I don't understand:
- I expected the two first tries to work
- and the last one to fail.
What happened is the exact opposite!
I am totally confused.
I don't even know how to ask my question properly.
I think that I understand what "é" and %E9 are...
but I do not understand what é is...
moreover it is two characters "Ã" and "©" instead
of one...
Thank you for your help :) .
Best regards,
--
Lmhelp
The letter é has the codepoint 0xE9 in Unicode.
If the file is written in iso-8859-1, it is represented by just one
byte: 0xE9 (é)
If the file is written in utf-8, it is represented by two bytes:
0xC3 0xA9 (é)
If the file is written in utf-16, it is represented by two bytes:
0x00 0xA9 in utf-16 BE and 0xA9 0x00 in utf-16 LE.

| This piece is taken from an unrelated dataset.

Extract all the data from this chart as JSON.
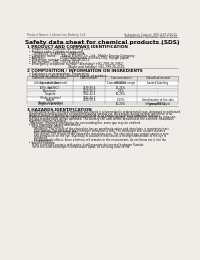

The line <?xml version="1.0" encoding="UTF-8"?> says "this
file will be
in utf-8". If you then write "Etoilé " as 0x45 0x74 0x6f 0x69 0x6c 0xe9
0x20, that makes invalid XML, since it should have been 0x45 0x74 0x6f
0x69 0x6c 0xc3 0xa9 0x20 (alternatively, you could have specified a
different encoding in the prolog).
The use of %E9 is just a trick for urls, since they may not allow a
literal "é" there (this url é would be encoded in iso-8859). It only
appears in robots.txt because it talks about urls.